Description of problem:
After exhausting space within a thin volume, extending and rebooting the machine caused a mismatch in transactionID

Version-Release number of selected component (if applicable):
lvm2-2.02.115-3.el7.x86_64
kernel-3.10.0-123.4.4.el7.x86_64
kernel-3.10.0-123.8.1.el7.x86_64
kernel-3.10.0-229.el7.x86_64

How reproducible:
unknown

Steps to Reproduce:
1. Fill thinpool to 100% data usage
2. Extend thinpool
3. Reboot server

Actual results:
thinpool is unable to be activated:
[root@jack-tank ~]# vgchange -ay data
Thin pool transaction_id is 7345, while expected 7346.
Thin pool transaction_id is 7345, while expected 7346.
Thin pool transaction_id is 7345, while expected 7346.
Thin pool transaction_id is 7345, while expected 7346.
Thin pool transaction_id is 7345, while expected 7346.
Thin pool transaction_id is 7345, while expected 7346.
Thin pool transaction_id is 7345, while expected 7346.
Thin pool transaction_id is 7345, while expected 7346.
Thin pool transaction_id is 7345, while expected 7346.
Thin pool transaction_id is 7345, while expected 7346.
Thin pool transaction_id is 7345, while expected 7346.
Thin pool transaction_id is 7345, while expected 7346.
Thin pool transaction_id is 7345, while expected 7346.
Thin pool transaction_id is 7345, while expected 7346.
Thin pool transaction_id is 7345, while expected 7346.
Thin pool transaction_id is 7345, while expected 7346.
Thin pool transaction_id is 7345, while expected 7346.
Thin pool transaction_id is 7345, while expected 7346.
Thin pool transaction_id is 7345, while expected 7346.
Thin pool transaction_id is 7345, while expected 7346.
Thin pool transaction_id is 7345, while expected 7346.
Thin pool transaction_id is 7345, while expected 7346.
Thin pool transaction_id is 7345, while expected 7346.
Thin pool transaction_id is 7345, while expected 7346.
Thin pool transaction_id is 7345, while expected 7346.
Thin pool transaction_id is 7345, while expected 7346.
Thin pool transaction_id is 7345, while expected 7346.
Thin pool transaction_id is 7345, while expected 7346.
11 logical volume(s) in volume group "data" now active
[root@jack-tank ~]# lvs /dev/data/thin_pool
LV VG Attr LSize Pool Origin Data% Meta% Move Log Cpy%Sync Convert
thin_pool data twi---tz-- 150.00g
[root@jack-tank ~]# lvchange -ay data/thin_pool
Thin pool transaction_id is 7345, while expected 7346.
[root@jack-tank ~]# lvs /dev/data/thin_pool
LV VG Attr LSize Pool Origin Data% Meta% Move Log Cpy%Sync Convert
thin_pool data twi---tz-- 150.00g
[root@jack-tank ~]#

Expected results:
transaction_id should match expected id.

Additional info:
i'm not sure what I did to get into this state.
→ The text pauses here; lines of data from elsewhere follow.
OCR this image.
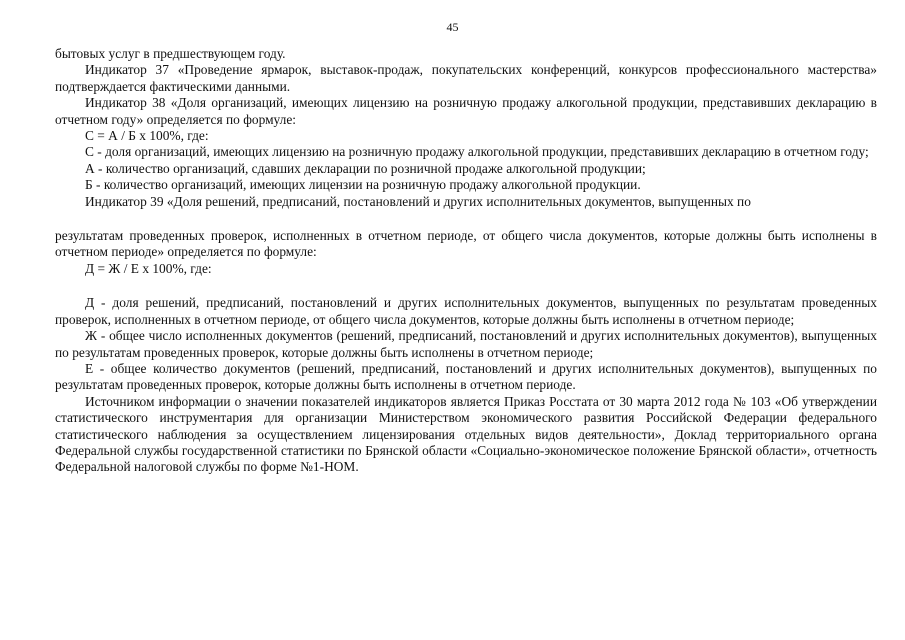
45

бытовых услуг в предшествующем году.

Индикатор 37 «Проведение ярмарок, выставок-продаж, покупательских конференций, конкурсов профессионального мастерства» подтверждается фактическими данными.

Индикатор 38 «Доля организаций, имеющих лицензию на розничную продажу алкогольной продукции, представивших декларацию в отчетном году» определяется по формуле:

С = А / Б х 100%, где:

С - доля организаций, имеющих лицензию на розничную продажу алкогольной продукции, представивших декларацию в отчетном году;

А - количество организаций, сдавших декларации по розничной продаже алкогольной продукции;

Б - количество организаций, имеющих лицензии на розничную продажу алкогольной продукции.

Индикатор 39 «Доля решений, предписаний, постановлений и других исполнительных документов, выпущенных по

результатам проведенных проверок, исполненных в отчетном периоде, от общего числа документов, которые должны быть исполнены в отчетном периоде» определяется по формуле:

Д = Ж / Е х 100%, где:

Д - доля решений, предписаний, постановлений и других исполнительных документов, выпущенных по результатам проведенных проверок, исполненных в отчетном периоде, от общего числа документов, которые должны быть исполнены в отчетном периоде;

Ж - общее число исполненных документов (решений, предписаний, постановлений и других исполнительных документов), выпущенных по результатам проведенных проверок, которые должны быть исполнены в отчетном периоде;

Е - общее количество документов (решений, предписаний, постановлений и других исполнительных документов), выпущенных по результатам проведенных проверок, которые должны быть исполнены в отчетном периоде.

Источником информации о значении показателей индикаторов является Приказ Росстата от 30 марта 2012 года № 103 «Об утверждении статистического инструментария для организации Министерством экономического развития Российской Федерации федерального статистического наблюдения за осуществлением лицензирования отдельных видов деятельности», Доклад территориального органа Федеральной службы государственной статистики по Брянской области «Социально-экономическое положение Брянской области», отчетность Федеральной налоговой службы по форме №1-НОМ.
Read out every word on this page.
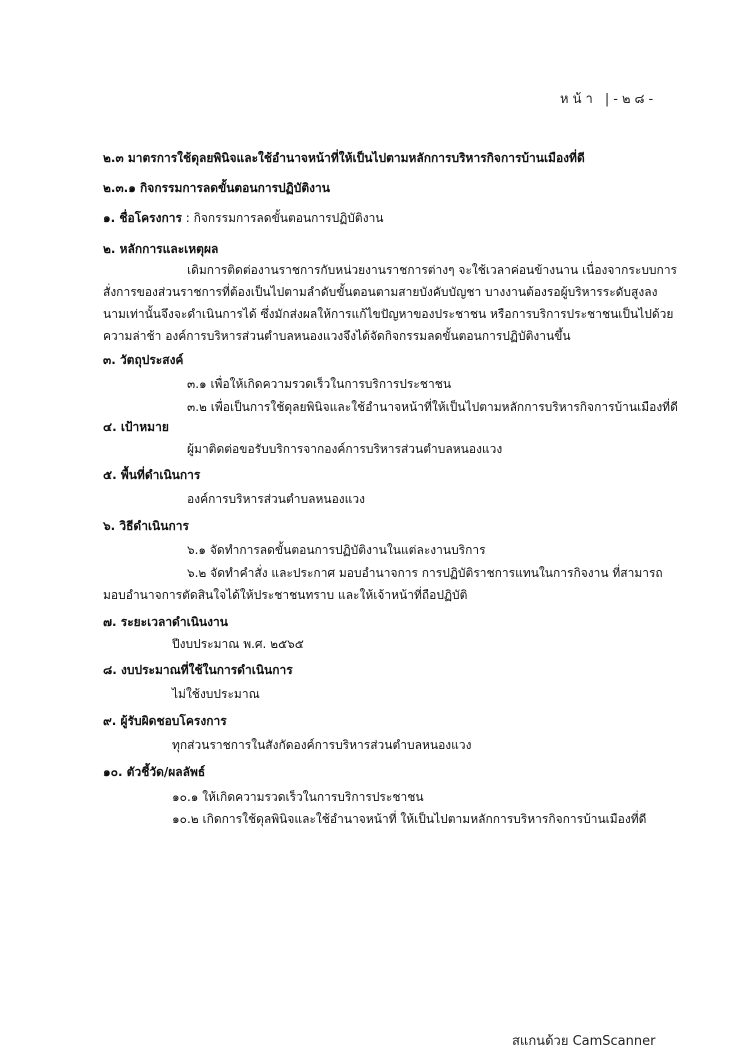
หน้า |-๒๘-
๒.๓ มาตรการใช้ดุลยพินิจและใช้อำนาจหน้าที่ให้เป็นไปตามหลักการบริหารกิจการบ้านเมืองที่ดี
๒.๓.๑ กิจกรรมการลดขั้นตอนการปฏิบัติงาน
๑. ชื่อโครงการ : กิจกรรมการลดขั้นตอนการปฏิบัติงาน
๒. หลักการและเหตุผล
เดิมการติดต่องานราชการกับหน่วยงานราชการต่างๆ จะใช้เวลาค่อนข้างนาน เนื่องจากระบบการ
สั่งการของส่วนราชการที่ต้องเป็นไปตามลำดับขั้นตอนตามสายบังคับบัญชา บางงานต้องรอผู้บริหารระดับสูงลง
นามเท่านั้นจึงจะดำเนินการได้ ซึ่งมักส่งผลให้การแก้ไขปัญหาของประชาชน หรือการบริการประชาชนเป็นไปด้วย
ความล่าช้า องค์การบริหารส่วนตำบลหนองแวงจึงได้จัดกิจกรรมลดขั้นตอนการปฏิบัติงานขึ้น
๓. วัตถุประสงค์
๓.๑ เพื่อให้เกิดความรวดเร็วในการบริการประชาชน
๓.๒ เพื่อเป็นการใช้ดุลยพินิจและใช้อำนาจหน้าที่ให้เป็นไปตามหลักการบริหารกิจการบ้านเมืองที่ดี
๔. เป้าหมาย
ผู้มาติดต่อขอรับบริการจากองค์การบริหารส่วนตำบลหนองแวง
๕. พื้นที่ดำเนินการ
องค์การบริหารส่วนตำบลหนองแวง
๖. วิธีดำเนินการ
๖.๑ จัดทำการลดขั้นตอนการปฏิบัติงานในแต่ละงานบริการ
๖.๒ จัดทำคำสั่ง และประกาศ มอบอำนาจการ การปฏิบัติราชการแทนในการกิจงาน ที่สามารถ
มอบอำนาจการตัดสินใจได้ให้ประชาชนทราบ และให้เจ้าหน้าที่ถือปฏิบัติ
๗. ระยะเวลาดำเนินงาน
ปีงบประมาณ พ.ศ. ๒๕๖๕
๘. งบประมาณที่ใช้ในการดำเนินการ
ไม่ใช้งบประมาณ
๙. ผู้รับผิดชอบโครงการ
ทุกส่วนราชการในสังกัดองค์การบริหารส่วนตำบลหนองแวง
๑๐. ตัวชี้วัด/ผลลัพธ์
๑๐.๑ ให้เกิดความรวดเร็วในการบริการประชาชน
๑๐.๒ เกิดการใช้ดุลพินิจและใช้อำนาจหน้าที่ ให้เป็นไปตามหลักการบริหารกิจการบ้านเมืองที่ดี
สแกนด้วย CamScanner
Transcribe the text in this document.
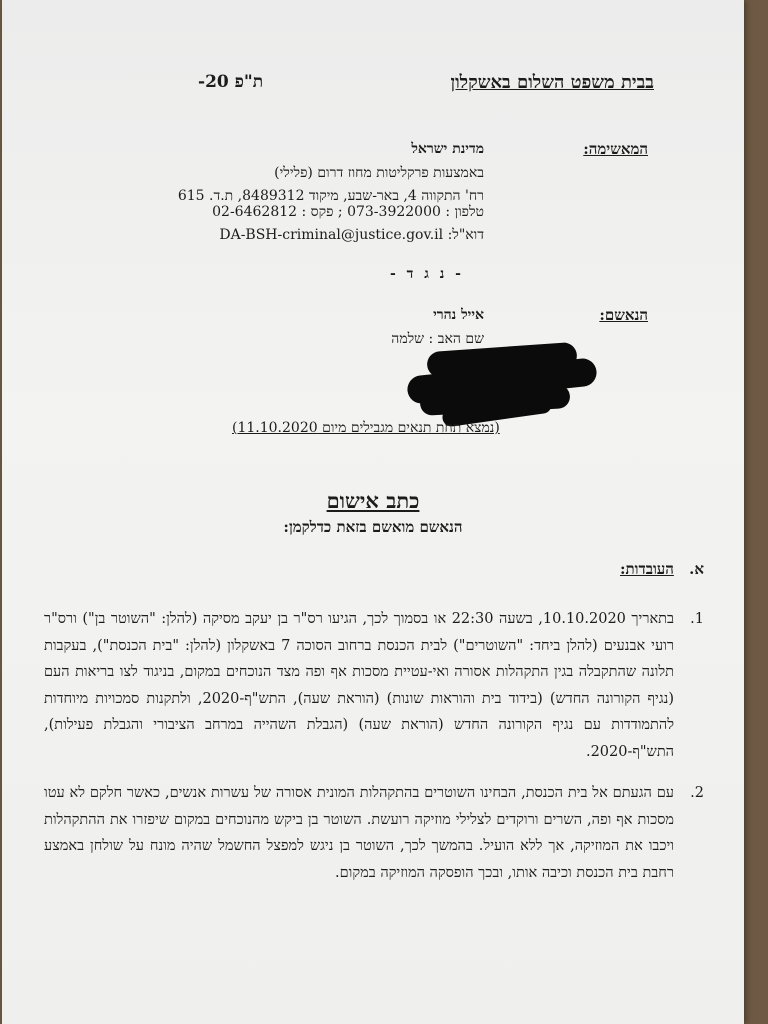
בבית משפט השלום באשקלון
ת"פ 20-
המאשימה:
מדינת ישראל
באמצעות פרקליטות מחוז דרום (פלילי)
רח' התקווה 4, באר-שבע, מיקוד 8489312, ת.ד. 615
טלפון : 073-3922000 ; פקס : 02-6462812
דוא"ל: DA-BSH-criminal@justice.gov.il
- נ ג ד -
הנאשם:
אייל נהרי
שם האב : שלמה
(נמצא תחת תנאים מגבילים מיום 11.10.2020)
כתב אישום
הנאשם מואשם בזאת כדלקמן:
א. העובדות:
1.
בתאריך 10.10.2020, בשעה 22:30 או בסמוך לכך, הגיעו רס"ר בן יעקב מסיקה (להלן: "השוטר בן") ורס"ר רועי אבנעים (להלן ביחד: "השוטרים") לבית הכנסת ברחוב הסוכה 7 באשקלון (להלן: "בית הכנסת"), בעקבות תלונה שהתקבלה בגין התקהלות אסורה ואי-עטיית מסכות אף ופה מצד הנוכחים במקום, בניגוד לצו בריאות העם (נגיף הקורונה החדש) (בידוד בית והוראות שונות) (הוראת שעה), התש"ף-2020, ולתקנות סמכויות מיוחדות להתמודדות עם נגיף הקורונה החדש (הוראת שעה) (הגבלת השהייה במרחב הציבורי והגבלת פעילות), התש"ף-2020.
2.
עם הגעתם אל בית הכנסת, הבחינו השוטרים בהתקהלות המונית אסורה של עשרות אנשים, כאשר חלקם לא עטו מסכות אף ופה, השרים ורוקדים לצלילי מוזיקה רועשת. השוטר בן ביקש מהנוכחים במקום שיפזרו את ההתקהלות ויכבו את המוזיקה, אך ללא הועיל. בהמשך לכך, השוטר בן ניגש למפצל החשמל שהיה מונח על שולחן באמצע רחבת בית הכנסת וכיבה אותו, ובכך הופסקה המוזיקה במקום.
I attempt to increase the size of the thin_pool volume by adding 50G, but this did not decrease the data%. I rebooted to see if that would clear up the discrepancy. After that I was unable to activate my volumes.

Comment 3 Zdenek Kabelac 2015-03-09 08:20:15 UTC

From metadata archive it looks like lvm2 didn't properly validate removal of  data/vm_f21_server LV and jumped one step further while thin-pool has been already in overfilled stated.

I'll try to write a reproducer.

(As a side note it's also unclear why there are archived files from vgdisplay command)

Comment 4 Zdenek Kabelac 2015-03-09 14:21:54 UTC

So the reason for 'vgdisplay' archiving is missed 'backup()' creating in error path.  Since lvm2 updates metadata but likely fail to lvremove and ommits doing backup in this error path - so the next following lvm command (i.e. vgdisplay) is noticing there is missed backup and will the archiving and backup during this command - so this needs fix.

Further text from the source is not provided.